6. An information processing system including the data transmission device according to claim 1 comprising:

the transfer-destination node.

7. A data transmission method, comprising:

detecting writing to a memory to which writing is carried out by a processor and identifying an update range which is a range for which writing is detected in the memory;

in response to receiving, from the processor, a transfer instruction which specifies a transfer range in the memory, extracting, as a transfer execution range, a range included in the update range within the received transfer range; and

carrying out data transfer to transfer data stored in the transfer execution range in the memory to a transfer-destination node.

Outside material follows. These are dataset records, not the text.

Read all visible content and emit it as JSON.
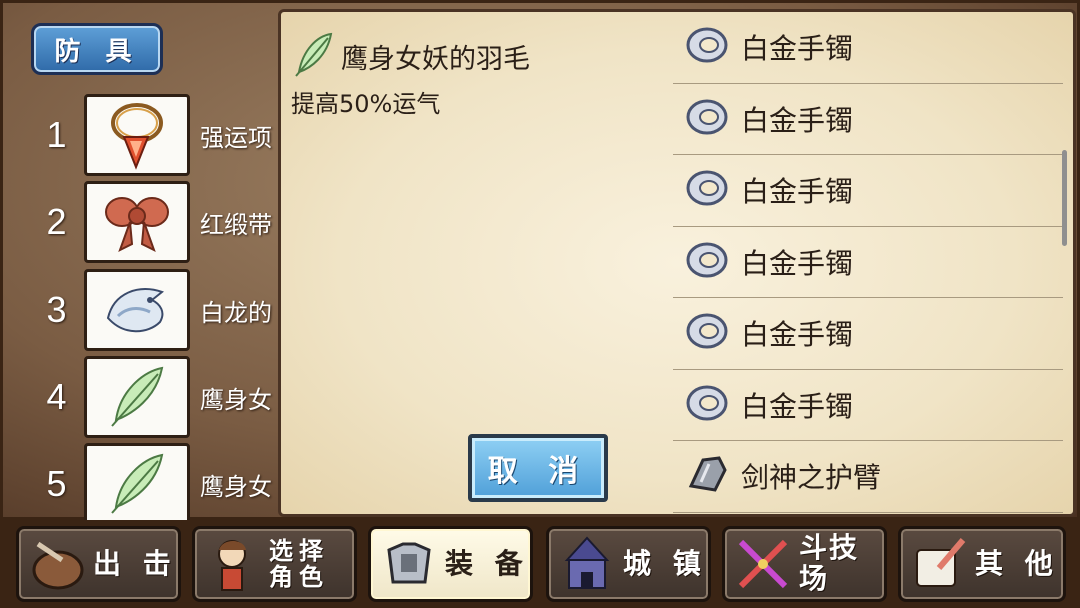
{
  "armor_category": "防 具",
  "armor_slots": [
    {
      "num": "1",
      "name": "强运项",
      "icon": "necklace-icon"
    },
    {
      "num": "2",
      "name": "红缎带",
      "icon": "ribbon-icon"
    },
    {
      "num": "3",
      "name": "白龙的",
      "icon": "white-dragon-icon"
    },
    {
      "num": "4",
      "name": "鹰身女",
      "icon": "feather-icon"
    },
    {
      "num": "5",
      "name": "鹰身女",
      "icon": "feather-icon"
    }
  ],
  "detail": {
    "name": "鹰身女妖的羽毛",
    "description": "提高50%运气",
    "icon": "feather-icon"
  },
  "cancel_label": "取 消",
  "item_list": [
    {
      "name": "白金手镯",
      "icon": "bracelet-icon"
    },
    {
      "name": "白金手镯",
      "icon": "bracelet-icon"
    },
    {
      "name": "白金手镯",
      "icon": "bracelet-icon"
    },
    {
      "name": "白金手镯",
      "icon": "bracelet-icon"
    },
    {
      "name": "白金手镯",
      "icon": "bracelet-icon"
    },
    {
      "name": "白金手镯",
      "icon": "bracelet-icon"
    },
    {
      "name": "剑神之护臂",
      "icon": "gauntlet-icon"
    }
  ],
  "nav": {
    "sortie": "出 击",
    "select_line1": "选择",
    "select_line2": "角色",
    "equip": "装 备",
    "town": "城 镇",
    "arena": "斗技场",
    "other": "其 他"
  },
  "colors": {
    "category_tab": "#3f7fc0",
    "cancel_button": "#6bb7e6",
    "parchment": "#f3e8cc",
    "frame": "#3a2414"
  }
}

8. A non-transitory computer readable recording medium storing a data transmission program making a computer, which includes a memory and a processor to carry out writing to the memory, operate as:

a detection unit that detects writing to the memory and identifies an update range which is a range for which writing is detected in the memory;

9. The non-transitory computer readable recording medium according to claim 8, storing the data transmission program making the computer operate as:

the detection unit that receives, from the processor, a monitoring range which is a range for which writing is detected in the memory, and detects writing to the memory within the monitoring detection range; and

the extraction unit that, in addition to the transfer execution range, extracts, as the transfer execution range, a range which is not included in the monitoring range, within the transfer range.

10. The non-transitory computer readable recording medium according to claim 9, storing the data transmission program making the computer operate as:

the extraction unit that receives the transfer instruction multiple times; and

the detection unit that, in case of a size of the detected update range being less than a preset size, excludes the update range from the monitoring range thereafter.